Dean Smith wasn’t always beloved in Chapel Hill. In fact, there once was a time when an awful lot of folks didn’t care too much for him at all. And on January 6th, 1965, some of them felt strongly enough to put on one of the most embarrassing and shameful displays in the history of North Carolina. And then they were well and truly schooled by Mr. Dean Edwards Smith.

To understand the significance of this moment, we need to understand what Carolina had become. The victorious reign of Frank McGuire, which had produced the legendary 1957 title winners, had come crashing down at the start of the 1960s. A recruiting scandal had put the school on probation for a year. The following year brought a point shaving scandal.

Chancellor William Aycock instructed McGuire to clean up his program or face consequences. In response, McGuire informed he was leaving to go coach Wilt Chamberlain and the Philadelphia 76ers. Waiting in McGuire’s car for the meeting to end was 30-year-old assistant Dean Smith. Aycock called him in and hired him on the spot.
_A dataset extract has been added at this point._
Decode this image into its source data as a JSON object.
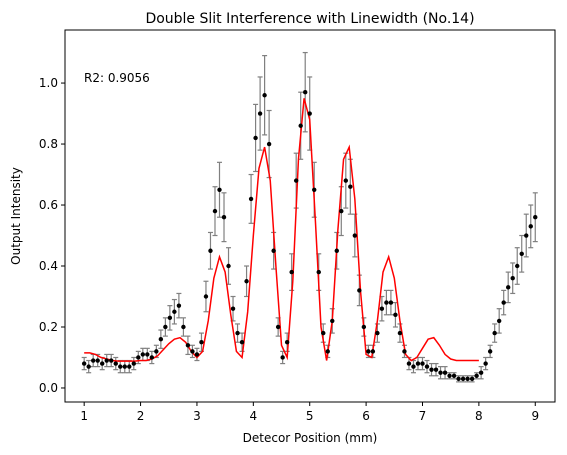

The first few seasons were bumpy: UNC shortened Dean’s first regular season as a result of the scandal, and the following seasons were mediocre. By Dean’s fourth year, fans wanted results and weren’t getting them: The team had struggled to a 6-6 record and constant lineup changes were frustrating the players, even senior star Billy Cunningham and talented sophomore Bob Lewis.

After the Tar Heels’ fourth loss in a row, a humiliating 107-85 defeat to Wake Forest in Winston-Salem, the team bus return to Woollen Gym to find a crowd of students waiting for them. Hanging from a nearby tree was a dummy: Dean later said that he knew it was him from the big nose it sported. “We want Smith!” the crowd hollered. Dean instructed his players to stay on the bus so he could face the crowd alone. But before he could, Billy Cunningham stormed off the bus, marched over to the tree, and ripped the dummy down.

Three days later, the Tar Heels faced off against the sixth-ranked Duke Blue Devils in Cameron. Vic Bubas’ squad were the rulers of the ACC, in the middle of a four-year run of four straight conference titles and three Final Fours. Led by stars Jack Marin and Bob Verga, they were expected to drop the Tar Heels easily.

But Dean’s squad, rallying on behalf of their coach, gave a fantastic defensive effort, holding a Blue Devil team that averaged 92 points a game to just 62 in their own barn. The Tar Heels prevailed, 65-62. The win would resuscitate their season: They won 9 of their last 11 games and ended the regular season on a seven-game win streak.

When the victorious Tar Heels returned to Chapel Hill, they found another crowd waiting for them. There was no dummy hanging, but the chant was the same: “We want Smith!” The same students who had hung their coach in effigy just three days earlier now wanted him to come out and bask in his victory.

Dean wouldn’t speak to them: “I’ve got something tight around my throat,” he said. “It makes it hard to talk.”